(TFN, Calgary) Two major environmental advocacy groups have reversed their policies on nuclear power amid its possible use within Canadian oil sands projects.
At a joint news conference in Calgary, Greenpeace Canada and the Sierra Wilderness Society have together announced support for nuclear power generation in defence of the Earth’s atmosphere, and its proposed use in Northern Alberta for extracting bitumen from vast oil sands deposits.

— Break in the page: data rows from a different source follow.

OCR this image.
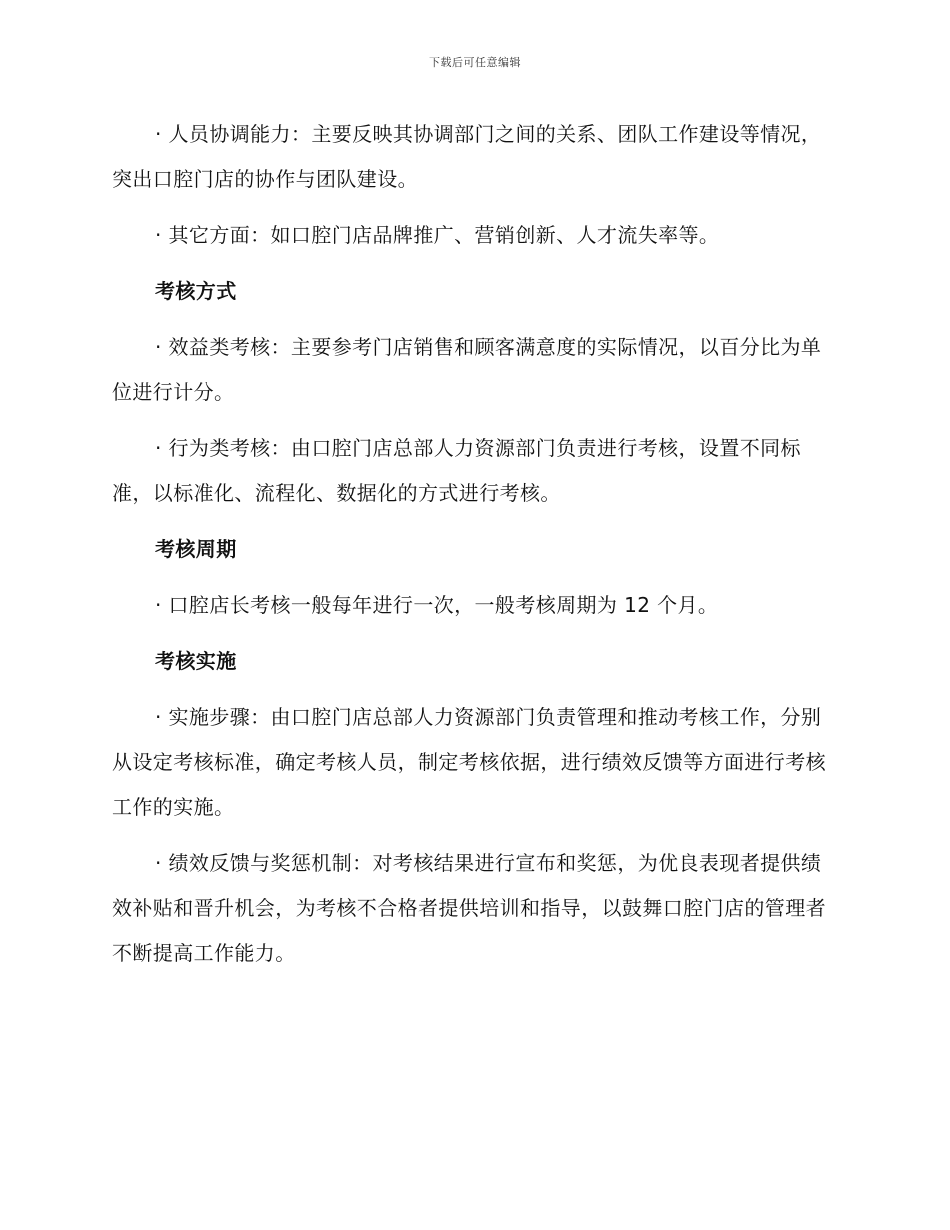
下载后可任意编辑

· 人员协调能力：主要反映其协调部门之间的关系、团队工作建设等情况，突出口腔门店的协作与团队建设。

· 其它方面：如口腔门店品牌推广、营销创新、人才流失率等。

考核方式

· 效益类考核：主要参考门店销售和顾客满意度的实际情况，以百分比为单位进行计分。

· 行为类考核：由口腔门店总部人力资源部门负责进行考核，设置不同标准，以标准化、流程化、数据化的方式进行考核。

考核周期

· 口腔店长考核一般每年进行一次，一般考核周期为 12 个月。

考核实施

· 实施步骤：由口腔门店总部人力资源部门负责管理和推动考核工作，分别从设定考核标准，确定考核人员，制定考核依据，进行绩效反馈等方面进行考核工作的实施。

· 绩效反馈与奖惩机制：对考核结果进行宣布和奖惩，为优良表现者提供绩效补贴和晋升机会，为考核不合格者提供培训和指导，以鼓舞口腔门店的管理者不断提高工作能力。
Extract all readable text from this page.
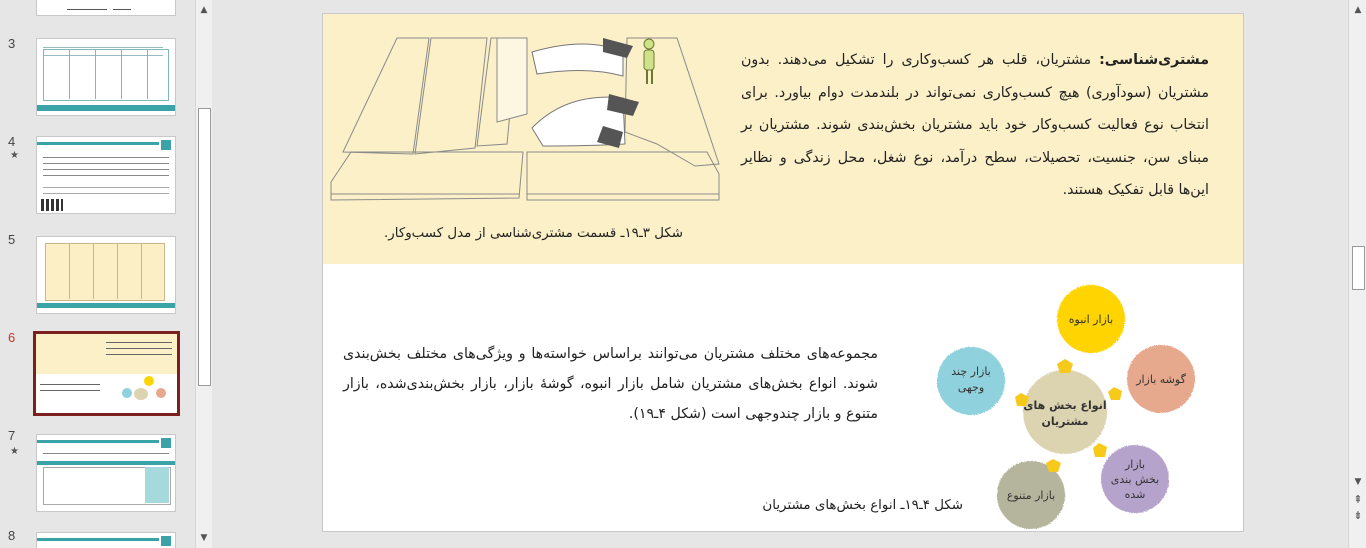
3
4
★
5
6
7
★
8
▲
▼
مشتری‌شناسی: مشتریان، قلب هر کسب‌وکاری را تشکیل می‌دهند. بدون مشتریان (سودآوری) هیچ کسب‌وکاری نمی‌تواند در بلندمدت دوام بیاورد. برای انتخاب نوع فعالیت کسب‌وکار خود باید مشتریان بخش‌بندی شوند. مشتریان بر مبنای سن، جنسیت، تحصیلات، سطح درآمد، نوع شغل، محل زندگی و نظایر این‌ها قابل تفکیک هستند.
شکل ۳ـ۱۹ـ قسمت مشتری‌شناسی از مدل کسب‌وکار.
مجموعه‌های مختلف مشتریان می‌توانند براساس خواسته‌ها و ویژگی‌های مختلف بخش‌بندی شوند. انواع بخش‌های مشتریان شامل بازار انبوه، گوشهٔ بازار، بازار بخش‌بندی‌شده، بازار متنوع و بازار چندوجهی است (شکل ۴ـ۱۹).
بازار انبوه
گوشه بازار
بازار
بخش بندی
شده
بازار متنوع
بازار چند
وجهی
انواع بخش های
مشتریان
شکل ۴ـ۱۹ـ انواع بخش‌های مشتریان
▲
▼
⇞
⇟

Greenpeace spokesperson Reiner Gerlach explained that “The coal ash disaster in the Tennessee Valley, that released 100 times more waste than the Exxon Valdez spill, has demonstrated that nuclear power is indisputably required for some decades, to give time for renewable energy technologies to scale up to actual needs. We cannot sacrifice the atmosphere in the meantime by burning so called ‘clean coal’, and Greenpeace now supports the replacement of all existing and planned coal plants with nuclear energy as a matter of urgency.”
Sierra President Alan Watts commented in the same release that “Sierra now recognizes that the Canadian oil sands can, from one perspective, be viewed as the world’s largest contaminated soil site and we advocate the use of nuclear power as the best way to extract the oil with the least burden on the atmosphere and global warming. Like Greenpeace, we do not want to put forward Luddite policies that in the end may condemn us to gradual asphyxiation from coal burning. Nuclear power is clearly safer now than it was decades ago and we must assume this smaller risk, if we are to avoid a despoiling of the commons from burgeoning coal projects.”
The two groups have modified their policies on nuclear power to separate out the problem of nuclear waste disposal, which is now viewed as a “human character issue, not properly an environmental matter”. Gerlach stated that “the disposal of nuclear waste can be managed safely, and if we subsequently foul our own nests, we could not truthfully blame nuclear power generation for that failure. Nuclear waste products remain within our control, whereas coal waste ash and gases clearly are not.”